Sarhoş bir halde, nişanlısından intikam almak istediğini ilan etmişti. Leah, her zamanki gibi, hemen bir erkek eskort ayarlamıştı.

"Mm," diye inledi Sadie, yabancının hareketleri onu yastığın bir köşesini ısırmaya zorladı. Bacakları adamın beline dolandı, her güçlü hareketle sıkılaştı. Adam, durmaksızın bir tempo tutturmuştu, onu tekrar tekrar dolduruyordu. Sadie'nin boğuk inlemeleri giderek yükseldi, vücudu adamın ritmiyle uyum sağladı. Adamın yüzünü bile doğru düzgün görmeden bekaretini ona kaybetmişti. Adam sadece şafak vakti ayrıldı.

Nihayet bulanık gözlerini açtığında, sadece adamın uzun, ince sırtını ve belindeki vahşi kurt başı dövmesini gördü. Gecenin aşırı uyarımı vücudunu her yerinden ağrılı hale getirmişti.
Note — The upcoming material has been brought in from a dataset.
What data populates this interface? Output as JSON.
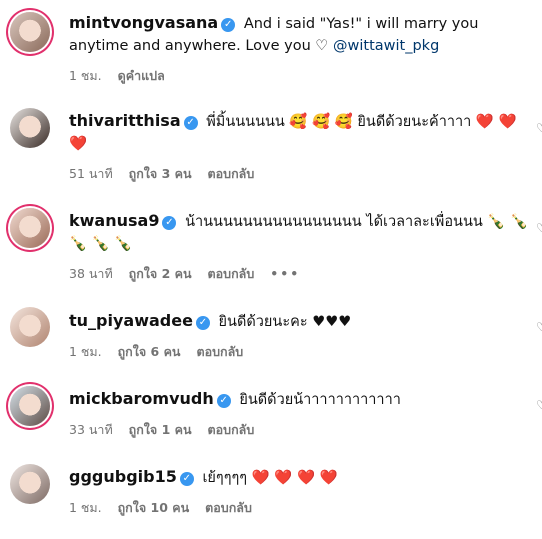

Saçlarını hüsran ve pişmanlıkla çekiştirdi.

Ama fiziksel acısından daha fazla acıtan şey, otelden çıkar çıkmaz karşılaştığı haber bombardımanıydı. Muhabirler etrafını sardı, kameraları sürekli flaş patlatıyor ve sert sözler bıçak gibi kesiyordu.

"Roth Hanım, Potter ailesi tarafından terk edilip bir eskortla gece geçirdiğiniz doğru mu?" diye sordu bir muhabir.

"Roth Hanım, babanızın iflas ettiğini biliyor muydunuz?" diye sordu başka bir muhabir.

"Roth Hanım, babanız Edmond Roth'un Roth Grup binasından atladığı haberini aldık." dedi bir muhabir.

...

Bir gecede Sadie her şeyini kaybetti, yüksek saygınlıktan skandallarla dolu bir paryaya dönüştü.

Dört yıl sonra, tren istasyonunda, Sadie ve Brenda Clark üç çocukla birlikte kırsaldan şehre dönüyorlardı. Brenda, bir top gibi yuvarlak, iki büyük valizin ağırlığı altında zorlanıyordu. Solmuş sırt çantaları ve yıpranmış kıyafetleri, çevrelerindeki lüksle keskin bir tezat oluşturuyordu.

"Çekilin! Ne kadar pis!" Şık giyimli bir kadın Brenda'yı kenara itti. Kürk mantosu, yavrularını koruyan bir anne ayı gibi görünmesini sağlıyordu.

Sadie kadına karşı çıkmak üzereydi ki, lüks arabaların bir dizi halinde yanaştığını fark etti. Siyah kapılar aynı anda açıldı ve kusursuz giyinmiş onlarca koruma dışarı çıktı, iki düzgün sıra oluşturdular. "Hoş geldiniz, Genç Hanım!" diye hep birlikte selamladılar.